Sterling markets are pricing in a Johnson win and the pound was up against the dollar and the euro in early trading on Thursday.
But two historic referendums - on Scottish independence in 2014 and Brexit in 2016 - and two national elections in 2015 and 2017 have delivered often unexpected results that ushered in political crises.
The election pitches two of the most unconventional British politicians of recent years against each other. Both have been repeatedly written off by opponents and both offer starkly different visions for the world’s fifth-largest economy.
Johnson’s pitch is Brexit but he shrank from anything more radical in a heavily choreographed campaign. Corbyn pitched what he calls a radical transformation for a country long wedded to free-market liberalism.
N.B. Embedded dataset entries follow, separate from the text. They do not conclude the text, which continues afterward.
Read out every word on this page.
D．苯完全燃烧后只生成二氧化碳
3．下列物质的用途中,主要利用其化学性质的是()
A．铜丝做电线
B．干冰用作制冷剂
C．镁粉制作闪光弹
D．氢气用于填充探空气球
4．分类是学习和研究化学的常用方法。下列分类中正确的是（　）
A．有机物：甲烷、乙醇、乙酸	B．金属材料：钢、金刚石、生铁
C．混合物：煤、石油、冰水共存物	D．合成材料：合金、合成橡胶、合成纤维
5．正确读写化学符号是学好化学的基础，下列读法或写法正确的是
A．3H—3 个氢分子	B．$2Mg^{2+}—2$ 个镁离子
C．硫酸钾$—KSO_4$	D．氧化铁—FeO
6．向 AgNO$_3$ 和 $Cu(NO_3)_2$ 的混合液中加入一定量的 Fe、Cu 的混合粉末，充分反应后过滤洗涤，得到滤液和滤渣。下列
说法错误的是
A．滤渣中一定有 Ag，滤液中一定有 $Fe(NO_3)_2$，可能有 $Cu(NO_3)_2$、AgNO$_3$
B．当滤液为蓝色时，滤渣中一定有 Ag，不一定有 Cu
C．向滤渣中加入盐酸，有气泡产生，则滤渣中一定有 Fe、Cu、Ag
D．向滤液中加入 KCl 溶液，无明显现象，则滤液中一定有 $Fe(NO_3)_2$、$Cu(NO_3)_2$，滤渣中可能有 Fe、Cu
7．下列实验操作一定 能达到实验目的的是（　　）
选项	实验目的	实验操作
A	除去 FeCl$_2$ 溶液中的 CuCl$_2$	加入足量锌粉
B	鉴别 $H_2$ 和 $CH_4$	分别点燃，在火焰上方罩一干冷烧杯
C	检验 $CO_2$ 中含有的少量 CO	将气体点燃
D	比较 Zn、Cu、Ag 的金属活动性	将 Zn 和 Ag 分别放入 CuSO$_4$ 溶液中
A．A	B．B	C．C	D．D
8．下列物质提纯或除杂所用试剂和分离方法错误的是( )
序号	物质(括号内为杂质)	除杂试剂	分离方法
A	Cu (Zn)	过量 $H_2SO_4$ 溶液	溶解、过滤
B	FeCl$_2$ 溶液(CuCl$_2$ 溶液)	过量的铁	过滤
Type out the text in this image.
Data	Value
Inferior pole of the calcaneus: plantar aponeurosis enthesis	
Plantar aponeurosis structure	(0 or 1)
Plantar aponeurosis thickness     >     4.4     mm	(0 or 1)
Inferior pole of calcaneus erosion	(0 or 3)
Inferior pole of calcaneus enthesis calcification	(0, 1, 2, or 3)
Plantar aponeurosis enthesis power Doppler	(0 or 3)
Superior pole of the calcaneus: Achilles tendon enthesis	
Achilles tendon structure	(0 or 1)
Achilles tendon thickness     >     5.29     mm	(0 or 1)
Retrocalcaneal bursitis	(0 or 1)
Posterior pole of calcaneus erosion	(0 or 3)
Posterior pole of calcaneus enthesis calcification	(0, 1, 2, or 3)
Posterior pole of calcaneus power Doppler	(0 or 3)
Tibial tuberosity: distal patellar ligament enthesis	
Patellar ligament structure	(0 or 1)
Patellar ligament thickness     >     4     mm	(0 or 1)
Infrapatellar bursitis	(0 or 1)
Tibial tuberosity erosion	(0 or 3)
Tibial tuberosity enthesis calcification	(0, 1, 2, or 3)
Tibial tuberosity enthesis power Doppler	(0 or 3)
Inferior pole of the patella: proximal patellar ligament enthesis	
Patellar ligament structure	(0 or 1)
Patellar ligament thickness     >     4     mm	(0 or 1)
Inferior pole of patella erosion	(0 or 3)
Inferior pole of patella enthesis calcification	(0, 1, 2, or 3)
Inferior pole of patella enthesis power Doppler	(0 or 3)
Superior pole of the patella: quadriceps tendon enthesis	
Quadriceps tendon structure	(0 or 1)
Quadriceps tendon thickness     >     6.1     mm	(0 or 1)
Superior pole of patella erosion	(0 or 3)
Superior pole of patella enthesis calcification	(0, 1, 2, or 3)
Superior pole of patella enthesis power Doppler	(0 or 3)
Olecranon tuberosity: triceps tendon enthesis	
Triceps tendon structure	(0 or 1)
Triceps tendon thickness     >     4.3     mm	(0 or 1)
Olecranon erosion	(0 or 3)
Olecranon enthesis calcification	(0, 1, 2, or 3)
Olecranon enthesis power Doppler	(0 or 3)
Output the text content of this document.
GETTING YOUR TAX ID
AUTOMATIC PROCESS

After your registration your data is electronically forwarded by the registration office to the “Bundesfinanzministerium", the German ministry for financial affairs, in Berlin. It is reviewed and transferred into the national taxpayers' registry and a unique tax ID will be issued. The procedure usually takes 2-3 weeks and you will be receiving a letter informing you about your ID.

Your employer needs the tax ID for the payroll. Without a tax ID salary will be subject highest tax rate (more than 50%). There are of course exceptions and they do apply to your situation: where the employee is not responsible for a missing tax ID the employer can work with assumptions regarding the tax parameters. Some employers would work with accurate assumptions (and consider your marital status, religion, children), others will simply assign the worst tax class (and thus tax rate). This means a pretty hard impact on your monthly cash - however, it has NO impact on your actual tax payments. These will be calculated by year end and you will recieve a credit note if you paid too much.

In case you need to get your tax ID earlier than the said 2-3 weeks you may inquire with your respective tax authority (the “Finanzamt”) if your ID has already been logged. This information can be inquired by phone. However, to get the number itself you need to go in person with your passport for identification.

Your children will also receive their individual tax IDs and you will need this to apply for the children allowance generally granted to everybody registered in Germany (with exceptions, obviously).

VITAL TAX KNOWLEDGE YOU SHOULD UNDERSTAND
Johnson, the New York-born former mayor of London, won the top job in July. His predecessor, Theresa May, resigned after failing to get parliamentary backing for her Brexit deal with the EU and then losing her party’s majority in a snap election.
Johnson defied critics by striking a new deal with the EU but was unable to navigate the maze of a divided British parliament and was defeated by opponents whom he portrayed as subverting the will of the people.
The United Kingdom voted 52%-48% in 2016 to quit the EU. But parliament has been deadlocked since May’s failed bet on a 2017 snap election over how, when and even whether to leave.
Corbyn, once an opponent of the EU, says he would remain neutral if he was a prime minister overseeing another referendum. He pledged to overthrow a “rigged system” he said was run by billionaires and tax dodgers.